Por que o sistema de planejamento precisa mudar

Nossa pesquisa mostra quantas áreas se tornaram sumidouros de dinheiro para investimento. Este dinheiro tem sido frequentemente gerado pela riqueza crescente dos proprietários de casas privilegiados pelas condições económicas das últimas décadas – nomeadamente taxas de juro baixas, mas também privilégios fiscais significativos para arrendamentos de férias e proprietários (embora isto esteja a começar a mudar).

As pequenas cidades e aldeias tornaram-se assim locais de abundante riqueza de investimento e de pobreza social. Para os residentes locais, os preços das casas são demasiado elevados e as opções de aluguer são muitas vezes inexistentes. Com o tempo, essas comunidades estão sendo expulsas.

A simples construção de mais casas não resolverá este problema. Mas existem formas de os credores e os governos reequilibrarem as opções de habitação e as economias locais nas zonas rurais e costeiras.

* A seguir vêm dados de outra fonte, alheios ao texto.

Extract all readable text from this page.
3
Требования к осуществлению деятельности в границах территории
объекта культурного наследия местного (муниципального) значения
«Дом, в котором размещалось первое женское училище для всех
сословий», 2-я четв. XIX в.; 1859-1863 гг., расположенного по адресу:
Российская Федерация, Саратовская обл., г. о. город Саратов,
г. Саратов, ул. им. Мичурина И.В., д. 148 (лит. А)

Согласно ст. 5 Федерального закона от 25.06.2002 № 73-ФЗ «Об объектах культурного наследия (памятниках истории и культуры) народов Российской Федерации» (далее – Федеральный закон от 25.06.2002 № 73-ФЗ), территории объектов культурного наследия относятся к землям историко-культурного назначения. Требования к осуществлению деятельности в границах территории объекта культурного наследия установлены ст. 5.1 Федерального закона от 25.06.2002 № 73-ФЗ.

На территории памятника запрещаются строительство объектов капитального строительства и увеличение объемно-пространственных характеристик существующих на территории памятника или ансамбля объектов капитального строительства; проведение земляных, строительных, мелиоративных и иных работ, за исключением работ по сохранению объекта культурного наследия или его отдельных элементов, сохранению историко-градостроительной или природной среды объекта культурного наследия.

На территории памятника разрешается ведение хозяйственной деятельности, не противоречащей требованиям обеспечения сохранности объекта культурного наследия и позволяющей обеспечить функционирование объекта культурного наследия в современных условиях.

Em primeiro lugar, os credores podem associar-se às autoridades locais para partilhar os dados fiscais municipais em tempo real que mostram essas áreas (tal como fizemos) de baixa utilização concentrada (acima de 5% das habitações). Isso os ajudaria a bloquear novos empréstimos para investidores e, em vez disso, a se concentrar naqueles que precisam de casas para morar. Em uma medida emocionante, a Leeds Building Society anunciou devidamente uma proibição experimental de hipotecas para arrendamento de férias em partes de North Yorkshire e norte de Norfolk. .

Em segundo lugar, o aumento das taxas do imposto de selo sobre segundas habitações em áreas onde existem mais de 5% de propriedades de baixa utilização também atrasaria a compra de investimento, ao aumentar o custo efectivo das segundas habitações. Um tal imposto poderia ajudar os municípios a aumentar o rendimento que poderia ser utilizado para colocar em utilização outras casas vazias ou para ajudar outros projectos locais de habitação a preços acessíveis.

Porém, para que qualquer solução viável funcione, o sistema de planejamento precisa ser alterado. Em todas as partes do Reino Unido, é necessário fazer uma distinção entre residências primárias, segundas residências e arrendamentos de curta duração.

Em Inglaterra, foi introduzida uma classificação de planeamento para arrendamentos de curta duração, mas é necessária outra para segundas residências. Isto ajudaria o sistema de planeamento a ser uma ferramenta eficaz na prevenção de concentrações excessivas de propriedades de baixo uso. A introdução de um regime de licenciamento eficaz (agora em pleno funcionamento em Barcelona e Amesterdão) para arrendamentos de curta duração também ajudaria a bloquear o que poderíamos chamar de “airbnbificação” de distritos inteiros.

Sem medidas urgentes, as propriedades de baixa utilização e os enclaves fantasmas do Reino Unido continuarão a ser símbolos de um sistema habitacional falido que coloca as famílias vulneráveis ​​e de baixos rendimentos à mercê de uma economia investidora de ganhos rápidos e boas férias. Os proprietários de activos continuarão a expandir as suas carteiras – e pensões – enquanto as famílias mais pobres lutam até para encontrar uma casa.